In his trained eyes he saw that many of these skills and tradition knowledge are disappearing as faster than imagined in our changing society.


“The Village Art Gallery should not only display my work, but also those produced by villagers, both men and women. Advertisement through internet and print media should attract tourist at regular intervals, to Loniu Village.”

In the grand vision of things Dr. Lawes wanted to make the cultural centre a place where members of the community: men, women, youth, young girls and school children can convene at regular interval to learn from the elders and knowledgeable people, the Loniu Society’s culture and traditional knowledge, beliefs and skills that are needed for both livelihood and  survival of the Loniu Society.

Many of us continue to talk and advocate for the importance of arts and culture in our communities.
In Loniu Village through the leadership of this Dr. Lawes, the villagers are forging ahead with this project. It is also an ideal opportunity for elders to pass on information and knowledge of their own society to their children. 

A cultural centre can also exist as a repository of the finite expressions of a people. Through such an institution a whole world of intertwining experiences and cultural fusion of knowledge from the past and the present are at work. The surprising result is the positive power it has in generating the collective memory of a people.

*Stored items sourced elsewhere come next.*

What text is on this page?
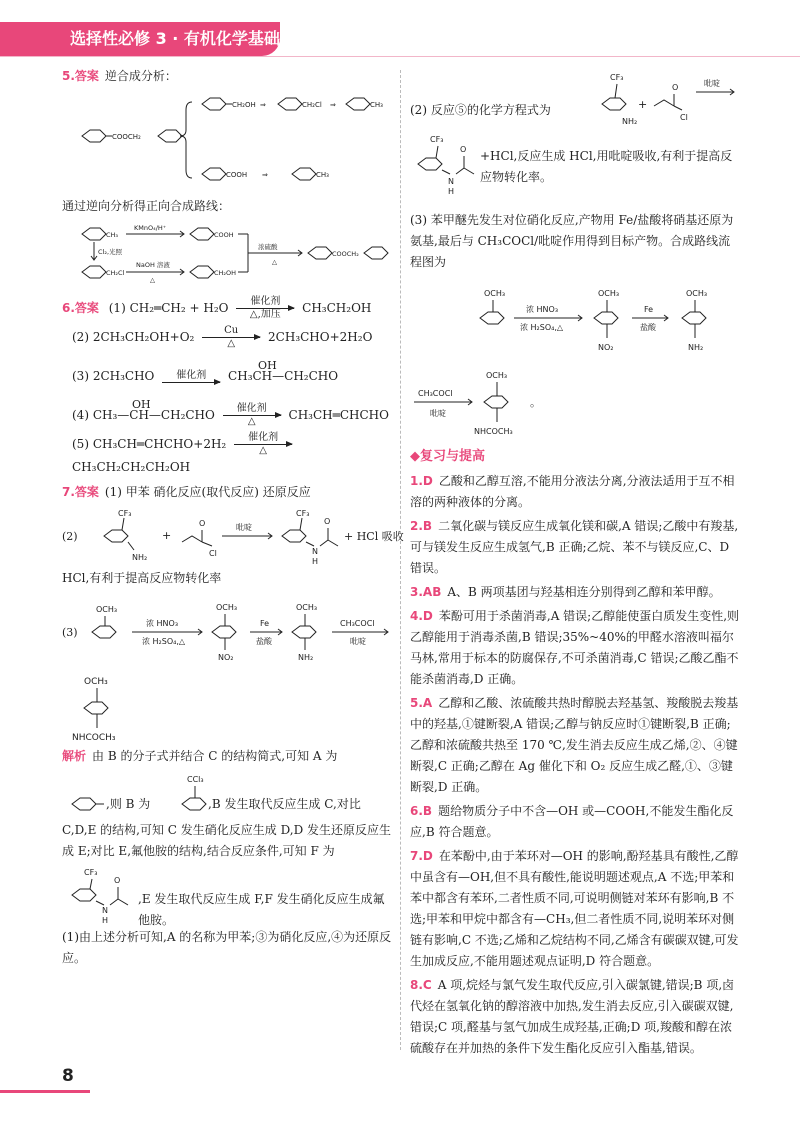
选择性必修 3 · 有机化学基础

5.答案 逆合成分析：

COOCH₂
CH₂OH ⇒	CH₂Cl ⇒	CH₃
COOH ⇒	CH₃

通过逆向分析得正向合成路线：

CH₃
KMnO₄/H⁺
COOH
Cl₂,光照
CH₂Cl
NaOH 溶液
△
CH₂OH
浓硫酸
△
COOCH₂
6.答案 (1) CH₂═CH₂ + H₂O	催化剂
△,加压	CH₃CH₂OH
(2) 2CH₃CH₂OH+O₂	Cu
△	2CH₃CHO+2H₂O
(3) 2CH₃CHO	催化剂

OH
CH₃CH—CH₂CHO
OH
(4) CH₃—CH—CH₂CHO	催化剂
△	CH₃CH═CHCHO
(5) CH₃CH═CHCHO+2H₂	催化剂
△
CH₃CH₂CH₂CH₂OH

7.答案 (1) 甲苯 硝化反应(取代反应) 还原反应

(2)
CF₃
NH₂
+
O
Cl
吡啶
CF₃
N
H
O
+ HCl 吸收

HCl,有利于提高反应物转化率

(3)
OCH₃
浓 HNO₃
浓 H₂SO₄,△
OCH₃
NO₂
Fe
盐酸
OCH₃
NH₂
CH₃COCl
吡啶
OCH₃
NHCOCH₃

解析 由 B 的分子式并结合 C 的结构简式,可知 A 为

CCl₃
,则 B 为	,B 发生取代反应生成 C,对比

C,D,E 的结构,可知 C 发生硝化反应生成 D,D 发生还原反应生成 E;对比 E,氟他胺的结构,结合反应条件,可知 F 为

CF₃
N
H
O
,E 发生取代反应生成 F,F 发生硝化反应生成氟他胺。

(1)由上述分析可知,A 的名称为甲苯;③为硝化反应,④为还原反应。

(2) 反应⑤的化学方程式为
CF₃
NH₂
+
O
Cl
吡啶
CF₃
N
H
O +HCl,反应生成 HCl,用吡啶吸收,有利于提高反应物转化率。

(3) 苯甲醚先发生对位硝化反应,产物用 Fe/盐酸将硝基还原为氨基,最后与 CH₃COCl/吡啶作用得到目标产物。合成路线流程图为

OCH₃
浓 HNO₃
浓 H₂SO₄,△
OCH₃
NO₂
Fe
盐酸
OCH₃
NH₂
CH₃COCl
吡啶
OCH₃
NHCOCH₃
。
◆复习与提高

1.D 乙酸和乙醇互溶,不能用分液法分离,分液法适用于互不相溶的两种液体的分离。

2.B 二氧化碳与镁反应生成氧化镁和碳,A 错误;乙酸中有羧基,可与镁发生反应生成氢气,B 正确;乙烷、苯不与镁反应,C、D 错误。

3.AB A、B 两项基团与羟基相连分别得到乙醇和苯甲醇。

4.D 苯酚可用于杀菌消毒,A 错误;乙醇能使蛋白质发生变性,则乙醇能用于消毒杀菌,B 错误;35%~40%的甲醛水溶液叫福尔马林,常用于标本的防腐保存,不可杀菌消毒,C 错误;乙酸乙酯不能杀菌消毒,D 正确。

5.A 乙醇和乙酸、浓硫酸共热时醇脱去羟基氢、羧酸脱去羧基中的羟基,①键断裂,A 错误;乙醇与钠反应时①键断裂,B 正确;乙醇和浓硫酸共热至 170 ℃,发生消去反应生成乙烯,②、④键断裂,C 正确;乙醇在 Ag 催化下和 O₂ 反应生成乙醛,①、③键断裂,D 正确。

6.B 题给物质分子中不含—OH 或—COOH,不能发生酯化反应,B 符合题意。

7.D 在苯酚中,由于苯环对—OH 的影响,酚羟基具有酸性,乙醇中虽含有—OH,但不具有酸性,能说明题述观点,A 不选;甲苯和苯中都含有苯环,二者性质不同,可说明侧链对苯环有影响,B 不选;甲苯和甲烷中都含有—CH₃,但二者性质不同,说明苯环对侧链有影响,C 不选;乙烯和乙烷结构不同,乙烯含有碳碳双键,可发生加成反应,不能用题述观点证明,D 符合题意。

8.C A 项,烷烃与氯气发生取代反应,引入碳氯键,错误;B 项,卤代烃在氢氧化钠的醇溶液中加热,发生消去反应,引入碳碳双键,错误;C 项,醛基与氢气加成生成羟基,正确;D 项,羧酸和醇在浓硫酸存在并加热的条件下发生酯化反应引入酯基,错误。

8
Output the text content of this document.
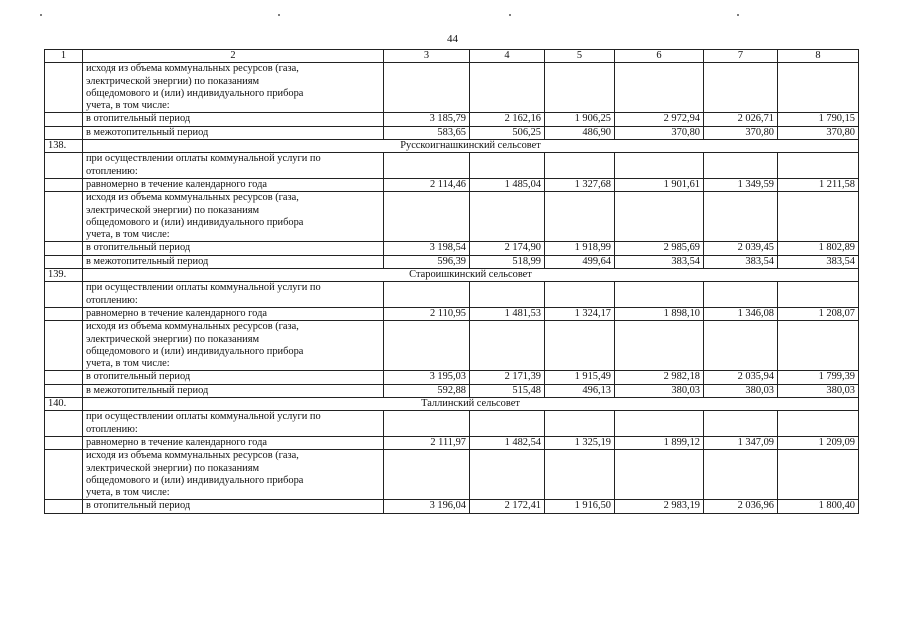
44
1	2	3	4	5	6	7	8

	исходя из объема коммунальных ресурсов (газа,
электрической энергии) по показаниям
общедомового и (или) индивидуального прибора
учета, в том числе:						

	в отопительный период	3 185,79	2 162,16	1 906,25	2 972,94	2 026,71	1 790,15
	в межотопительный период	583,65	506,25	486,90	370,80	370,80	370,80
138.	Русскоигнашкинский сельсовет						

	при осуществлении оплаты коммунальной услуги по
отоплению:						

	равномерно в течение календарного года	2 114,46	1 485,04	1 327,68	1 901,61	1 349,59	1 211,58

	исходя из объема коммунальных ресурсов (газа,
электрической энергии) по показаниям
общедомового и (или) индивидуального прибора
учета, в том числе:						

	в отопительный период	3 198,54	2 174,90	1 918,99	2 985,69	2 039,45	1 802,89
	в межотопительный период	596,39	518,99	499,64	383,54	383,54	383,54
139.	Староишкинский сельсовет						

	при осуществлении оплаты коммунальной услуги по
отоплению:						

	равномерно в течение календарного года	2 110,95	1 481,53	1 324,17	1 898,10	1 346,08	1 208,07

	исходя из объема коммунальных ресурсов (газа,
электрической энергии) по показаниям
общедомового и (или) индивидуального прибора
учета, в том числе:						

	в отопительный период	3 195,03	2 171,39	1 915,49	2 982,18	2 035,94	1 799,39
	в межотопительный период	592,88	515,48	496,13	380,03	380,03	380,03
140.	Таллинский сельсовет						

	при осуществлении оплаты коммунальной услуги по
отоплению:						

	равномерно в течение календарного года	2 111,97	1 482,54	1 325,19	1 899,12	1 347,09	1 209,09

	исходя из объема коммунальных ресурсов (газа,
электрической энергии) по показаниям
общедомового и (или) индивидуального прибора
учета, в том числе:						

	в отопительный период	3 196,04	2 172,41	1 916,50	2 983,19	2 036,96	1 800,40
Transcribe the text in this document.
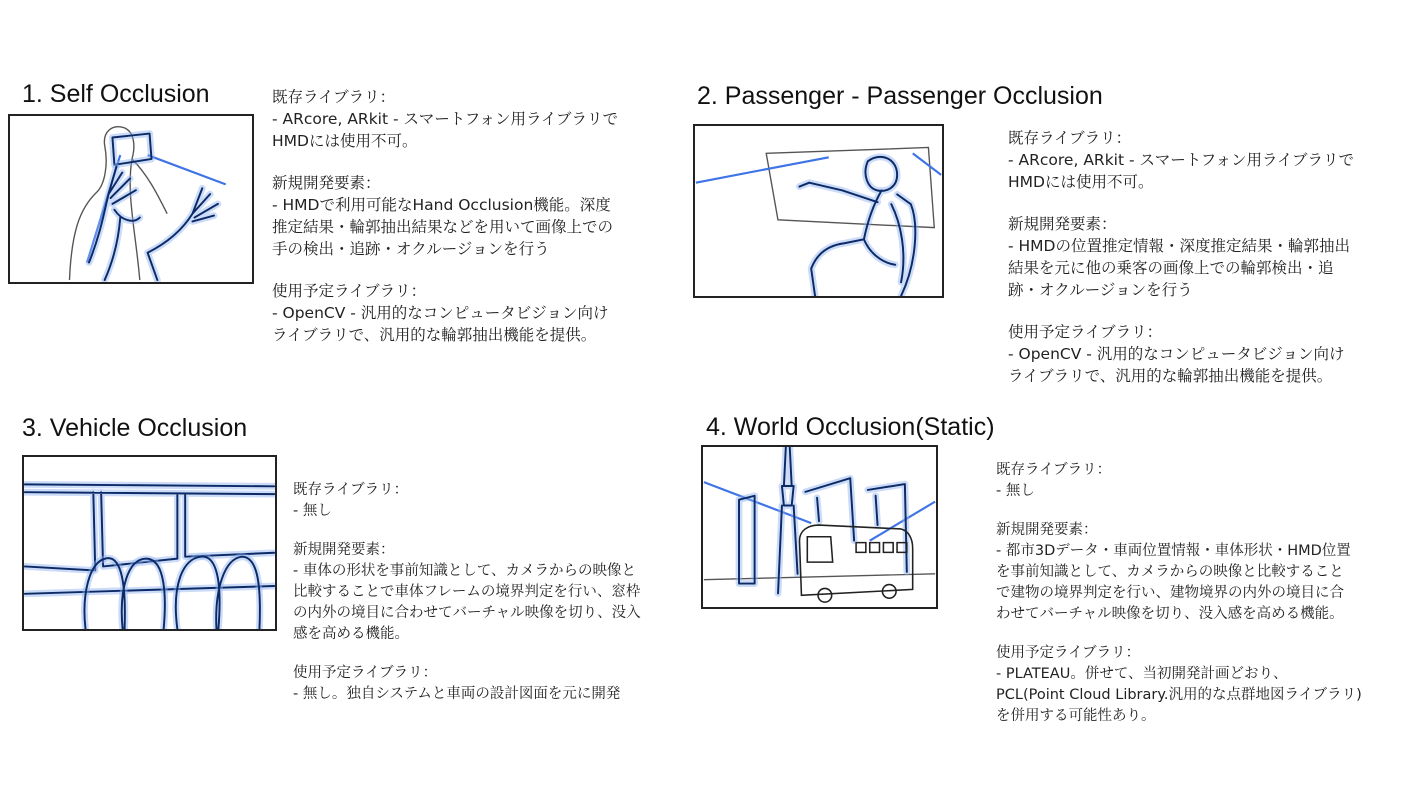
1. Self Occlusion	既存ライブラリ：

- ARcore, ARkit - スマートフォン用ライブラリで

HMDには使用不可。

新規開発要素：

- HMDで利用可能なHand Occlusion機能。深度

推定結果・輪郭抽出結果などを用いて画像上での

手の検出・追跡・オクルージョンを行う

使用予定ライブラリ：

- OpenCV - 汎用的なコンピュータビジョン向け

ライブラリで、汎用的な輪郭抽出機能を提供。

2. Passenger - Passenger Occlusion

既存ライブラリ：

- ARcore, ARkit - スマートフォン用ライブラリで

HMDには使用不可。

新規開発要素：

- HMDの位置推定情報・深度推定結果・輪郭抽出

結果を元に他の乗客の画像上での輪郭検出・追

跡・オクルージョンを行う

使用予定ライブラリ：

- OpenCV - 汎用的なコンピュータビジョン向け

ライブラリで、汎用的な輪郭抽出機能を提供。

3. Vehicle Occlusion

既存ライブラリ：

- 無し

新規開発要素：

- 車体の形状を事前知識として、カメラからの映像と

比較することで車体フレームの境界判定を行い、窓枠

の内外の境目に合わせてバーチャル映像を切り、没入

感を高める機能。

使用予定ライブラリ：

- 無し。独自システムと車両の設計図面を元に開発

4. World Occlusion(Static)

既存ライブラリ：

- 無し

新規開発要素：

- 都市3Dデータ・車両位置情報・車体形状・HMD位置

を事前知識として、カメラからの映像と比較すること

で建物の境界判定を行い、建物境界の内外の境目に合

わせてバーチャル映像を切り、没入感を高める機能。

使用予定ライブラリ：

- PLATEAU。併せて、当初開発計画どおり、

PCL(Point Cloud Library.汎用的な点群地図ライブラリ)

を併用する可能性あり。
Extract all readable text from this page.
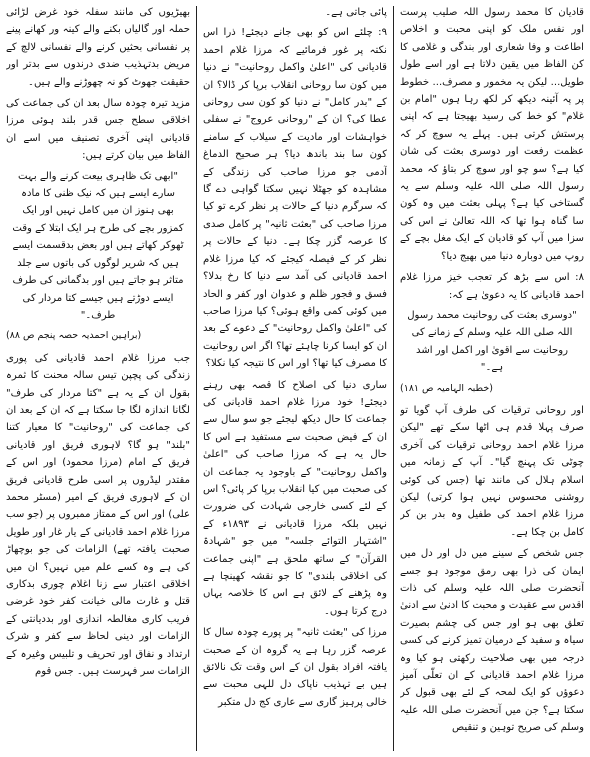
قادیان کا محمد رسول اللہ صلیب پرست اور نفس ملک کو اپنی محبت و اخلاص اطاعت و وفا شعاری اور بندگی و غلامی کا کن الفاظ میں یقین دلاتا ہے اور اسے طول طویل... لیکن یہ مخمور و مصرف... خطوط پر پہ آئینہ دیکھ کر لکھ رہا ہوں "امام بن غلام" کو خط کی رسید بھیجتا ہے کہ اپنی پرستش کرتی ہیں۔ پہلے یہ سوچ کر کہ عظمت رفعت اور دوسری بعثت کی شان کیا ہے؟ سو چو اور سوچ کر بتاؤ کہ محمد رسول اللہ صلی اللہ علیہ وسلم سے یہ گستاخی کیا ہے؟ پہلی بعثت میں وہ کون سا گناہ ہوا تھا کہ اللہ تعالیٰ نے اس کی سزا میں آپ کو قادیان کے ایک مغل بچے کے روپ میں دوبارہ دنیا میں بھیج دیا؟

۸: اس سے بڑھ کر تعجب خیز مرزا غلام احمد قادیانی کا یہ دعویٰ ہے کہ:

"دوسری بعثت کی روحانیت محمد رسول اللہ صلی اللہ علیہ وسلم کے زمانے کی روحانیت سے اقویٰ اور اکمل اور اشد ہے۔"

(خطبہ الہامیہ ص ۱۸۱)

اور روحانی ترقیات کی طرف آپ گویا تو صرف پہلا قدم ہی اٹھا سکے تھے "لیکن مرزا غلام احمد روحانی ترقیات کی آخری چوٹی تک پہنچ گیا"۔ آپ کے زمانہ میں اسلام ہلال کی مانند تھا (جس کی کوئی روشنی محسوس نہیں ہوا کرتی) لیکن مرزا غلام احمد کی طفیل وہ بدر بن کر کامل بن چکا ہے۔

جس شخص کے سینے میں دل اور دل میں ایمان کی ذرا بھی رمق موجود ہو جسے آنحضرت صلی اللہ علیہ وسلم کی ذات اقدس سے عقیدت و محبت کا ادنیٰ سے ادنیٰ تعلق بھی ہو اور جس کی چشم بصیرت سیاہ و سفید کے درمیان تمیز کرنے کی کسی درجہ میں بھی صلاحیت رکھتی ہو کیا وہ مرزا غلام احمد قادیانی کے ان تعلّی آمیز دعوؤں کو ایک لمحہ کے لئے بھی قبول کر سکتا ہے؟ جن میں آنحضرت صلی اللہ علیہ وسلم کی صریح توہین و تنقیص

پائی جاتی ہے۔

۹: چلئے اس کو بھی جانے دیجئے! ذرا اس نکتہ پر غور فرمائیے کہ مرزا غلام احمد قادیانی کی "اعلیٰ واکمل روحانیت" نے دنیا میں کون سا روحانی انقلاب برپا کر ڈالا؟ ان کے "بدر کامل" نے دنیا کو کون سی روحانی عطا کی؟ ان کے "روحانی عروج" نے سفلی خواہشات اور مادیت کے سیلاب کے سامنے کون سا بند باندھ دیا؟ ہر صحیح الدماغ آدمی جو مرزا صاحب کی زندگی کے مشاہدہ کو جھٹلا نہیں سکتا گواہی دے گا کہ سرگرم دنیا کے حالات پر نظر کرے تو کیا مرزا صاحب کی "بعثت ثانیہ" پر کامل صدی کا عرصہ گزر چکا ہے۔ دنیا کے حالات پر نظر کر کے فیصلہ کیجئے کہ کیا مرزا غلام احمد قادیانی کی آمد سے دنیا کا رخ بدلا؟ فسق و فجور ظلم و عدوان اور کفر و الحاد میں کوئی کمی واقع ہوئی؟ کیا مرزا صاحب کی "اعلیٰ واکمل روحانیت" کے دعوے کے بعد ان کو ایسا کرنا چاہئے تھا؟ اگر اس روحانیت کا مصرف کیا تھا؟ اور اس کا نتیجہ کیا نکلا؟

ساری دنیا کی اصلاح کا قصہ بھی رہنے دیجئے! خود مرزا غلام احمد قادیانی کی جماعت کا حال دیکھ لیجئے جو سو سال سے ان کے فیض صحبت سے مستفید ہے اس کا حال یہ ہے کہ مرزا صاحب کی "اعلیٰ واکمل روحانیت" کے باوجود یہ جماعت ان کی صحبت میں کیا انقلاب برپا کر پائی؟ اس کے لئے کسی خارجی شہادت کی ضرورت نہیں بلکہ مرزا قادیانی نے ۱۸۹۳ء کے "اشتہار التوائے جلسہ" میں جو "شہادۃ القرآن" کے ساتھ ملحق ہے "اپنی جماعت کی اخلاقی بلندی" کا جو نقشہ کھینچا ہے وہ پڑھنے کے لائق ہے اس کا خلاصہ یہاں درج کرتا ہوں۔

مرزا کی "بعثت ثانیہ" پر پورے چودہ سال کا عرصہ گزر رہا ہے یہ گروہ ان کے صحبت یافتہ افراد بقول ان کے اس وقت تک نالائق ہیں بے تہذیب ناپاک دل للہی محبت سے خالی پرہیز گاری سے عاری کج دل متکبر

بھیڑیوں کی مانند سفلہ خود غرض لڑائی حملہ اور گالیاں بکنے والے کینہ ور کھانے پینے پر نفسانی بحثیں کرنے والے نفسانی لالچ کے مریض بدتہذیب ضدی درندوں سے بدتر اور حقیقت جھوٹ کو نہ چھوڑنے والے ہیں۔

مزید تیرہ چودہ سال بعد ان کی جماعت کی اخلاقی سطح جس قدر بلند ہوئی مرزا قادیانی اپنی آخری تصنیف میں اسے ان الفاظ میں بیان کرتے ہیں:

"ابھی تک ظاہری بیعت کرنے والے بہت سارے ایسے ہیں کہ نیک ظنی کا مادہ بھی ہنوز ان میں کامل نہیں اور ایک کمزور بچے کی طرح ہر ایک ابتلا کے وقت ٹھوکر کھاتے ہیں اور بعض بدقسمت ایسے ہیں کہ شریر لوگوں کی باتوں سے جلد متاثر ہو جاتے ہیں اور بدگمانی کی طرف ایسے دوڑتے ہیں جیسے کتا مردار کی طرف۔"

(براہین احمدیہ حصہ پنجم ص ۸۸)

جب مرزا غلام احمد قادیانی کی پوری زندگی کی پچپن تیس سالہ محنت کا ثمرہ بقول ان کے یہ ہے "کتا مردار کی طرف" لگانا اندازہ لگا جا سکتا ہے کہ ان کے بعد ان کی جماعت کی "روحانیت" کا معیار کتنا "بلند" ہو گا؟ لاہوری فریق اور قادیانی فریق کے امام (مرزا محمود) اور اس کے مقتدر لیڈروں پر اسی طرح قادیانی فریق ان کے لاہوری فریق کے امیر (مسٹر محمد علی) اور اس کے ممتاز ممبروں پر (جو سب مرزا غلام احمد قادیانی کے یار غار اور طویل صحبت یافتہ تھے) الزامات کی جو بوچھاڑ کی ہے وہ کسے علم میں نہیں؟ ان میں اخلاقی اعتبار سے زنا اغلام چوری بدکاری قتل و غارت مالی خیانت کفر خود غرضی فریب کاری مغالطہ اندازی اور بددیانتی کے الزامات اور دینی لحاظ سے کفر و شرک ارتداد و نفاق اور تحریف و تلبیس وغیرہ کے الزامات سر فہرست ہیں۔ جس قوم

There is also the economic sense of establishing a village cultural centre.  

“Attracting foreign currency into the community will be a flow-on effect of establishing the art gallery and cultural centre, if they are managed well,” a confident Dr. Lawes explains to me.

The good Doctor is making sense. I immediately recalled an experience I once had when I was lecturing on board the cruise ship, Oceanic Discoverer. In Malaita Province of the Solomon Islands is the village of Busu, built on reclaimed land and ideally located in the Langalanga Lagoon. The villagers built a cultural centre, specifically to entertain and sell their cultural artifacts, shells, and to show how shell money is manufactured and some of their unique cultural knowledge and dances.

The villagers in the Busu Cultural Centre did not have to travel to Honiara to make money. Money came to their doorsteps, to their village, to their world via the tourists on board the Oceanic Discoverer.
With that flashback I was convinced that Loniu Village was taking the right approach to sustainable living.

Dr. Lawes is a man of conviction. He says: “Established and managed well, we believe this will undoubtedly influence the emergence of other allied ideas and activities.”

What he meant was if “everything goes as planned the Loniu Community should benefit greatly from reviving our cultural knowledge and skills or our customs and forms which we can market our knowledge in arts and crafts. The greatest beneficiaries will be our children (those in school and drop outs).”

“I believe, by now, you would have realized that I am doing this without asking for funds from government or private organizations. I believe in forging ahead individually to establish something before the government or organizations can be enticed for assistance.”

I am happy to know this side of my family physician. What I did not know at that time was that when Dr. Powesiu Lawes was a student at Sogeri National High School in the 1970s he had developed a strong passion for the arts.

Obviously he had not pursued that at UPNG, but kept it to himself until he had the opportunity to pursue it later in life.

In sharing this experience in my column I am hoping Dr. Lawes and the Loniu Villagers will get the support and assistance they need to realize their collective dreams.